Maybe there was a time when your customers didn't worry that lunch from a natural foods store's deli could cost more than the weekly wage of workers in some countries. But those times are disappearing faster than the profits of a U.S. automaker. These days, even the most economically flush are questioning $15-a-pound chicken salad and $6 smoothies. But how do you cut your foodservice prices to appeal to cash-conscious customers while still maintaining your commitment to organic ingredients, storewide sustainability and living wages for your workers? We asked experts for their top seven ideas on how to put your store's foodservice operations on a healthy diet, without sacrificing good taste.
- Staff smarter. If your foodservice is typically open morning through night, with two people working the day shift and two people on the late shift, “Deli Lamma” Steve Rosen suggests changing your staffing to something along the lines of one person from 7 a.m. to 3 p.m., another from 11 a.m. to 7 p.m. and one from 5 to 7 p.m. “That way you still have two people during your busy lunch and dinner hours, but you pick up four to six hours of labor savings a day,” says Rosen, founder of Rosen Enterprises, a Cooper City, Fla.-based foodservice consulting company.
- Fix it. Maintenance is much cheaper than repairs, so don't ignore those dangling or hanging components on your foodservice equipment, Rosen says. And make sure to clean your stove and other kitchen equipment before pricey parts become clogged with grease.
- Don't toss the salad. The California Integrated Waste Management Board recommends rehydrating vegetables that have wilted by trimming off the ends of the stalks and immersing the veggies in 100-degree water for 15 to 20 minutes.
- Rethink the seasonal concept. If it's January and you still have cans of Thanksgiving sweet potatoes in your back room, use them in foodservice. “Make some sweet potato soup or something like that,” Rosen says. “Now is the time to use as much of your current inventory as you can. Keep inventory at a 1.5 to 1 ratio of weekly sales.”
- Follow the recipe. Encourage employees to be creative when formulating recipes, but regimented when actually making the dish. “Standardized recipes are the only way you can have accurate costs and a viable business,” writes Douglas Robert Brown in Controlling Restaurant and Food Service Food Costs (Atlantic Publishing Co., 2003). Standardized recipes also ensure uniform quality and taste, help with inventory and purchasing lists, require less supervision during food prep and call for fewer highly trained and highly paid employees, Brown says.
- Contain the containers. Paper costs—everything from to-go boxes to kitchen foil—in your foodservice operations can equal 3 percent to 5 percent of your total budget, Rosen says. Save money by reevaluating your inventory, he suggests. “Do you really need three different-sized cups? Maybe when it's time to reorder you can cut to two sizes.”

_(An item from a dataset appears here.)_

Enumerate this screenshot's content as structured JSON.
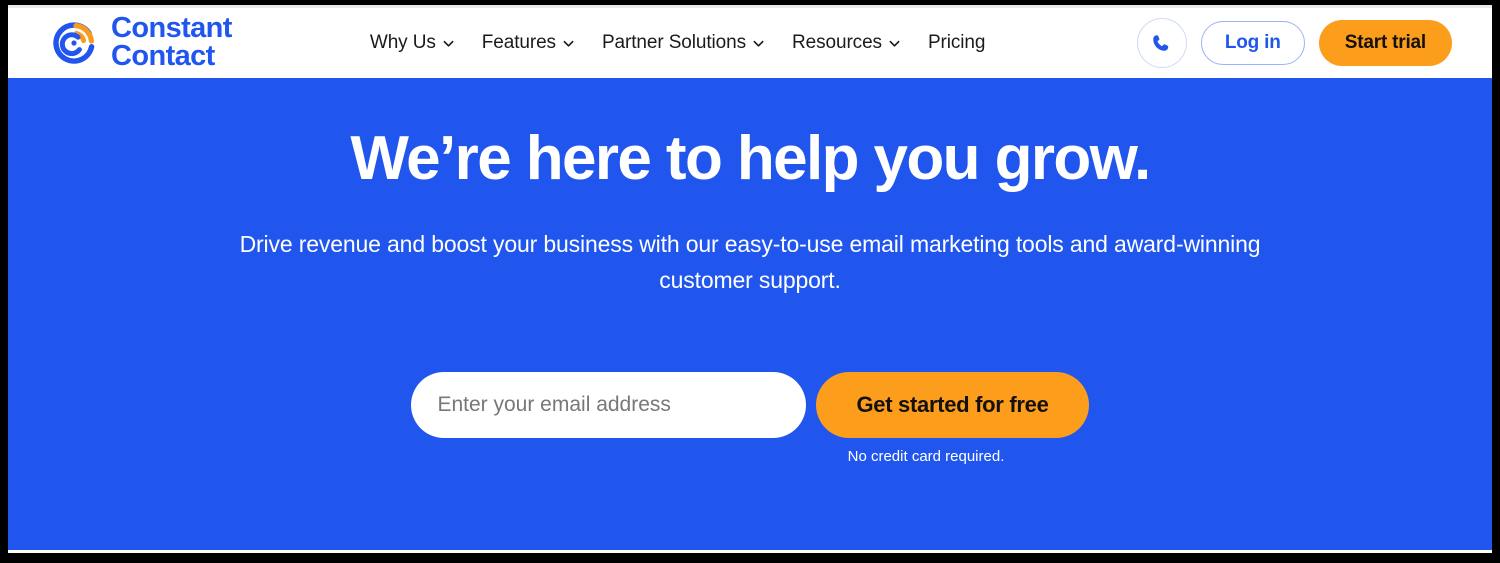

- Don't run out. “When I ask a deli manager, ‘How does that item sell?' I so often hear the following phrase: ‘That's our best seller. We run out of it every day,' ” Rosen says. “My response is: ‘Then why aren't you making more?' ” Focus on what your customers want and encourage return visits by making sure you always have your most popular items in good supply, he says.
Vicky Uhland is a Lafayette, Colo.-based freelance writer and editor.